An intriguing use some farmers have discovered for grain bins in Southern Idaho area allows them to store commodities on their property to sell later when prices rise. Farmers across the country increasingly choose to store a large percentage of their crop harvest in their own grain elevators. Common sizes for these units run from 60,000 to 75,000 bushels. Instead of selling as soon as they harvest the product, when prices are generally lowest, they can wait until the price goes up 20 or 25 cents. It’s easy to see how investing in this equipment can lead to profitable returns of thousands of dollars every year. Having just one 60,000-bushel storage bin could result in an extra $15,000 or more profit on the harvest.
These Grain Bins in Southern Idaho are metal, cylindrical and enormous. As people drive across the lower part of the state, they can see the big silver-colored equipment from a great distance away. Contractors build the units on a concrete foundation. They can include features like humidity control and aeration devices. Farmers use them to store harvests of corn, soybeans, wheat and other food products. Corn is especially in demand for various uses, including for ethanol production and corn syrup for sweetening commercially produced foods and beverages.
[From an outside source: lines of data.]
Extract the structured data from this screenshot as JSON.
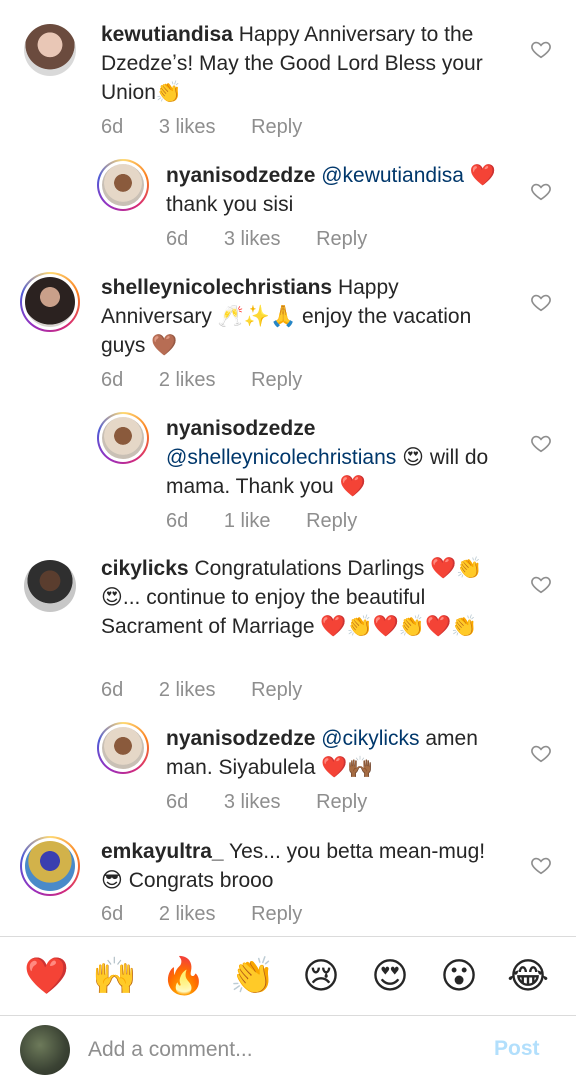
{
  "comments": [
    {
      "user": "kewutiandisa",
      "text": "Happy Anniversary to the Dzedzeʼs! May the Good Lord Bless your Union👏",
      "age": "6d",
      "likes": "3 likes",
      "reply": "Reply"
    },
    {
      "user": "nyanisodzedze",
      "mention": "@kewutiandisa",
      "text": " ❤️ thank you sisi",
      "age": "6d",
      "likes": "3 likes",
      "reply": "Reply"
    },
    {
      "user": "shelleynicolechristians",
      "text": "Happy Anniversary 🥂✨🙏 enjoy the vacation guys 🤎",
      "age": "6d",
      "likes": "2 likes",
      "reply": "Reply"
    },
    {
      "user": "nyanisodzedze",
      "mention": "@shelleynicolechristians",
      "text": " 😍 will do mama. Thank you ❤️",
      "age": "6d",
      "likes": "1 like",
      "reply": "Reply"
    },
    {
      "user": "cikylicks",
      "text": "Congratulations Darlings ❤️👏😍... continue to enjoy the beautiful Sacrament of Marriage ❤️👏❤️👏❤️👏",
      "age": "6d",
      "likes": "2 likes",
      "reply": "Reply"
    },
    {
      "user": "nyanisodzedze",
      "mention": "@cikylicks",
      "text": " amen man. Siyabulela ❤️🙌🏾",
      "age": "6d",
      "likes": "3 likes",
      "reply": "Reply"
    },
    {
      "user": "emkayultra_",
      "text": "Yes... you betta mean-mug! 😎 Congrats brooo",
      "age": "6d",
      "likes": "2 likes",
      "reply": "Reply"
    }
  ],
  "reactions": [
    "❤️",
    "🙌",
    "🔥",
    "👏",
    "😢",
    "😍",
    "😮",
    "😂"
  ],
  "composer": {
    "placeholder": "Add a comment...",
    "post_label": "Post"
  },
  "colors": {
    "mention": "#00376b",
    "meta": "#8e8e8e",
    "post_disabled": "#b2dffc"
  }
}
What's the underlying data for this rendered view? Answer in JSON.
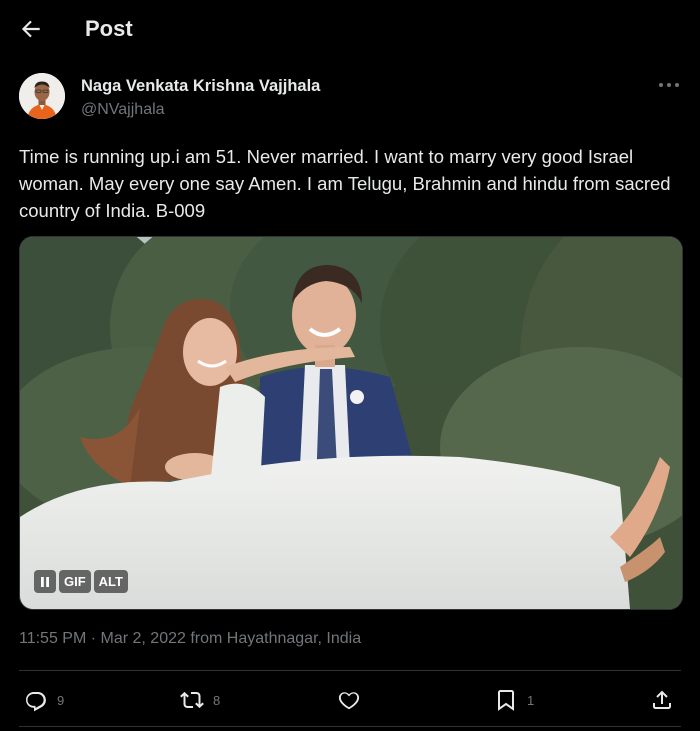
{
  "header": {
    "title": "Post"
  },
  "author": {
    "name": "Naga Venkata Krishna Vajjhala",
    "handle": "@NVajjhala"
  },
  "post": {
    "text": "Time is running up.i am 51. Never married.  I want to marry very good Israel woman.  May every one say Amen. I am Telugu, Brahmin and hindu from sacred country of India.  B-009",
    "timestamp": "11:55 PM · Mar 2, 2022 from Hayathnagar, India"
  },
  "media": {
    "type": "gif",
    "badges": {
      "gif": "GIF",
      "alt": "ALT"
    }
  },
  "actions": {
    "replies": "9",
    "reposts": "8",
    "likes": "",
    "bookmarks": "1"
  },
  "colors": {
    "background": "#000000",
    "text_primary": "#e7e9ea",
    "text_secondary": "#71767b",
    "divider": "#2f3336"
  },
  "icons": [
    "back-arrow-icon",
    "more-icon",
    "reply-icon",
    "repost-icon",
    "like-icon",
    "bookmark-icon",
    "share-icon",
    "pause-icon"
  ]
}
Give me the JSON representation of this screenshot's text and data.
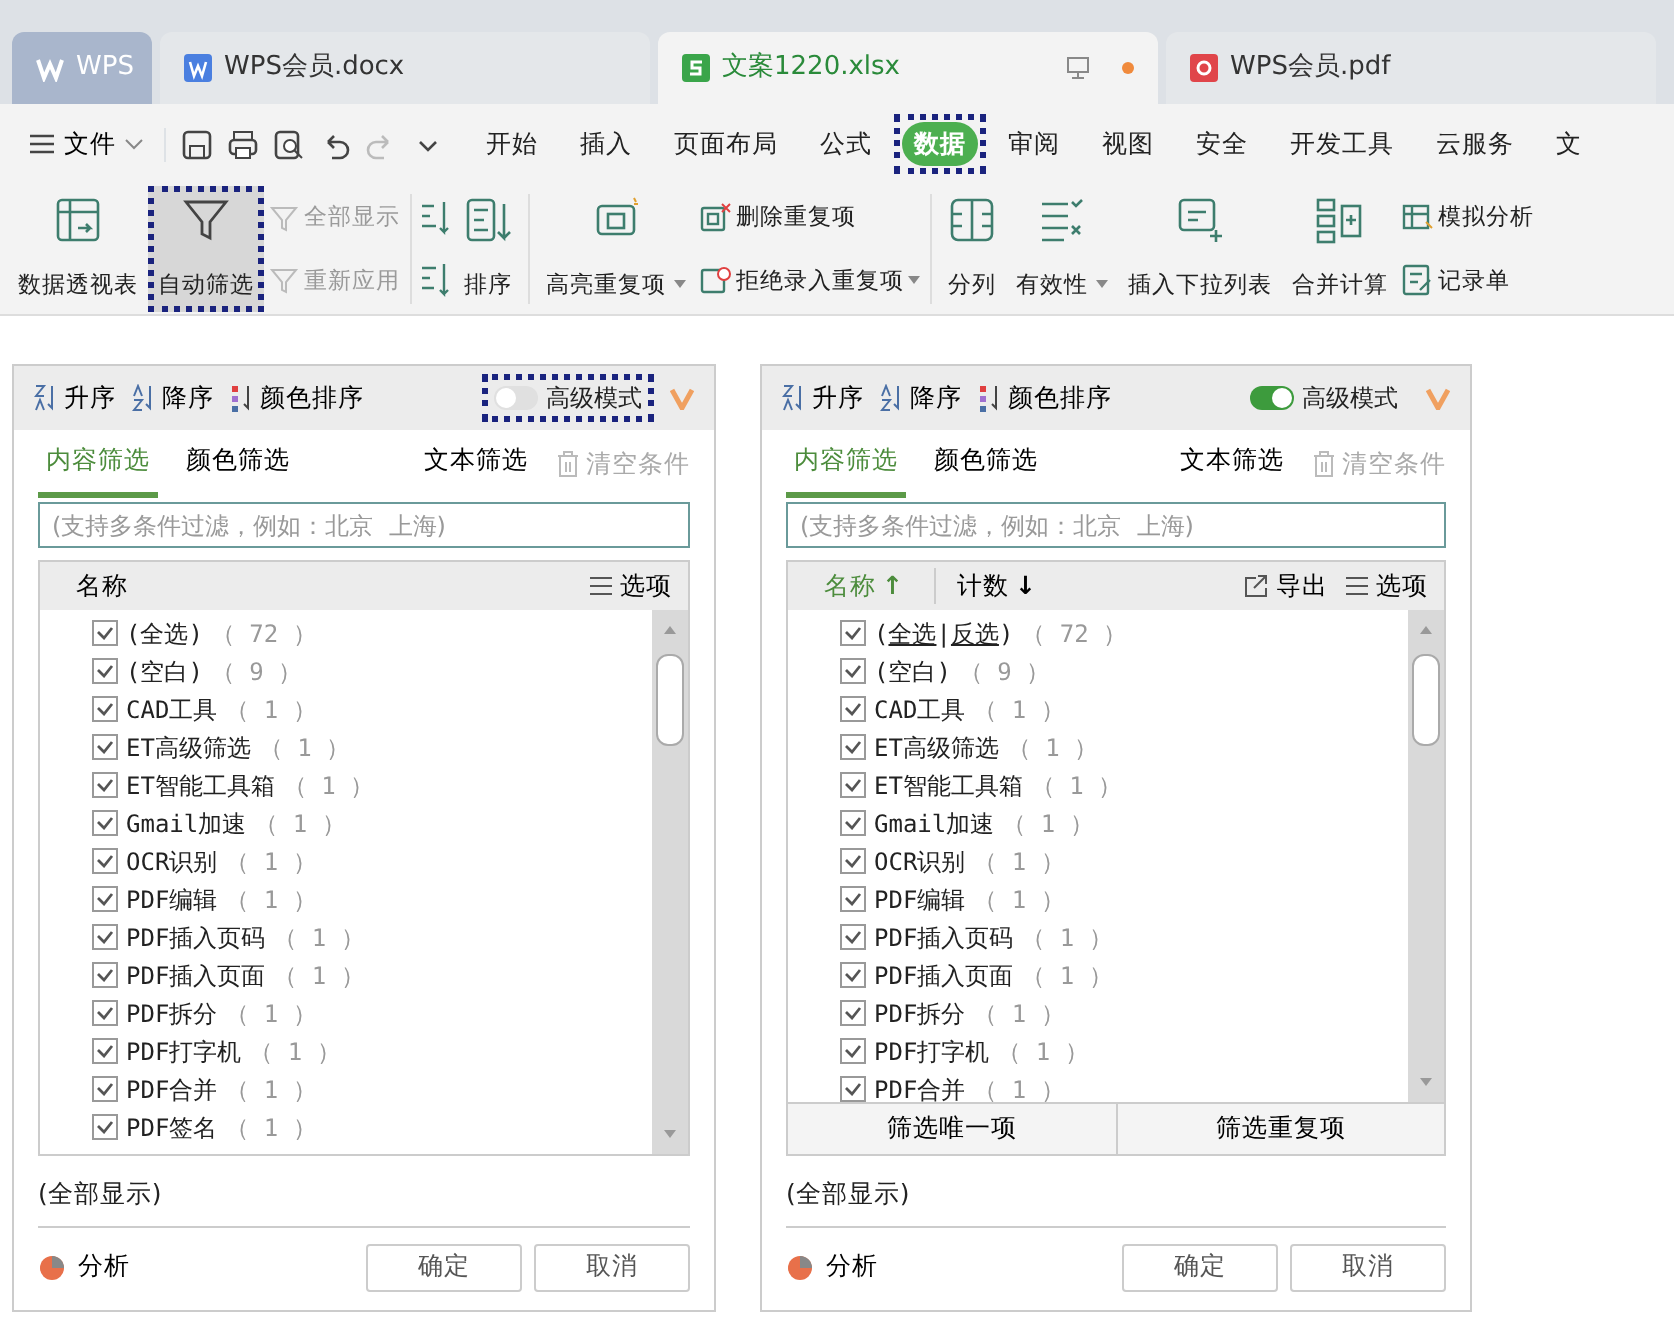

Prices can fluctuate significantly, bringing substantial profits to property owners who can hold onto their harvest for several months.
Having grain storage equipment constructed by a contractor such as Leon James Construction Co., Inc. also saves farmers time. They don’t have to travel to area grain elevators and wait around for their turn. Instead, they load the harvest into equipment on their own property. They save money drying it at the farm instead of hauling it somewhere else for this task to be completed. Another option would be to store grain at an area facility, but that costs money and the farmer does not own the equipment. Although it can take several years to pay off one of these Grain Bins with the extra profit from the harvest, tax incentives help with the initial cost. Many farmers begin with one or two and add more over time.